As will be realised, the invention is capable of modification in various obvious respects, all without departing from the scope of the appended claims. Accordingly, the drawings and the description are to be regarded as illustrative in nature, and not restrictive.

Claims

1. A submersible power plant for producing electrical power, the submersible power plant comprising a structure and a vehicle comprising at least one wing, the vehicle being arranged to be secured to the structure by means of at least one tether, the vehicle being arranged to move in a predetermined trajectory by means of a fluid stream passing the wing during operation of the submersible power plant, characterized in that the submersible power plant further comprises at least one turbine connected to a generator, wherein the at least one turbine is connected to a rear edge of the wing and wherein the generator is arranged inside the wing of the vehicle.

2. The submersible power plant of claim 1, wherein the wing comprises winglets.

3. The submersible power plant of claim 2, wherein the winglets have a winglet span in a range of 1/10 to ½ of the wing's wingspan, more specifically ⅛ to ⅓ of the wing's wingspan.

4. The submersible power plant of claim 1, wherein the vehicle comprises a control mechanism arranged on nacelles attached to the rear edge of the wing.

5. The submersible power plant of claim 1, wherein the vehicle comprises a control mechanism arranged on the rear edge of the wing.

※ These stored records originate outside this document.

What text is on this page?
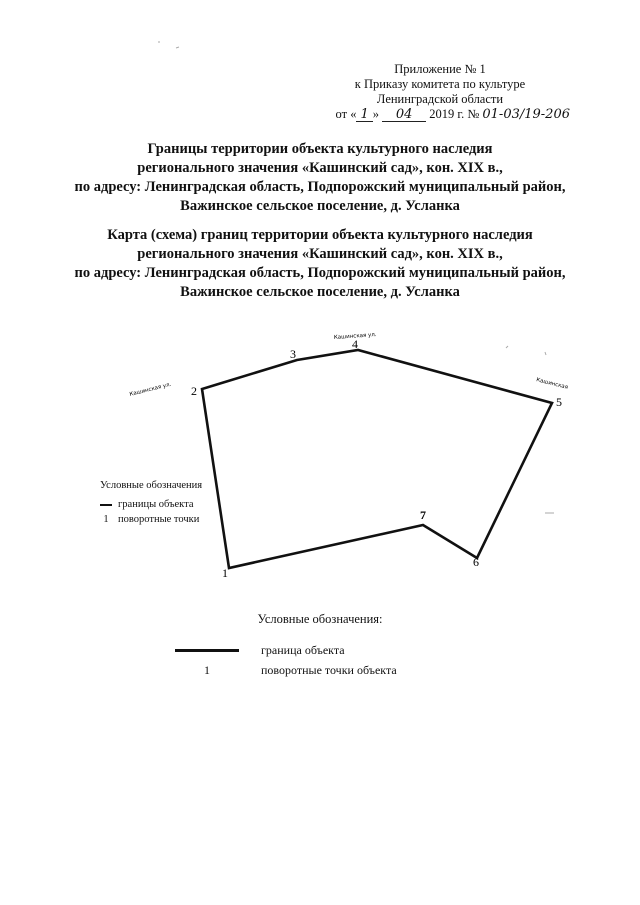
Приложение № 1
к Приказу комитета по культуре
Ленинградской области
от « 1 » 04 2019 г. № 01-03/19-206
Границы территории объекта культурного наследия
регионального значения «Кашинский сад», кон. XIX в.,
по адресу: Ленинградская область, Подпорожский муниципальный район,
Важинское сельское поселение, д. Усланка
Карта (схема) границ территории объекта культурного наследия
регионального значения «Кашинский сад», кон. XIX в.,
по адресу: Ленинградская область, Подпорожский муниципальный район,
Важинское сельское поселение, д. Усланка
1
2
3
4
5
6
7
Кашинская ул.
Кашинская ул.	Кашинская
Условные обозначения
границы объекта
1 поворотные точки
Условные обозначения:
граница объекта
1	поворотные точки объекта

6. The submersible power plant of claim 5, wherein the control mechanism comprises control surfaces in the form of elevons or duckerons.

7. The submersible power plant of claim 1, wherein during operation, the wing traverses the predetermined trajectory at an angle of attack of between 5°-20° relative the resultant flow approaching the vehicle, specifically between 8°-14° relative the resultant flow approaching the vehicle.

8. The submersible power plant of claim 7, wherein the fluid stream passing the wing is directed towards the turbine.

9. The submersible power plant of claim 8, wherein a thrust force on the turbine resulting from the angle of attack of the wing is directed downwards.

10. The submersible power plant of claim 1, wherein a pitch of the wing in the middle of the wing is between approximately 5-30°, specifically between approximately 8-25°.

11. The submersible power plant of claim 1, wherein the tether is attached directly to the wing.

12. The submersible power plant of claim 1, wherein the wing of the vehicle is backswept.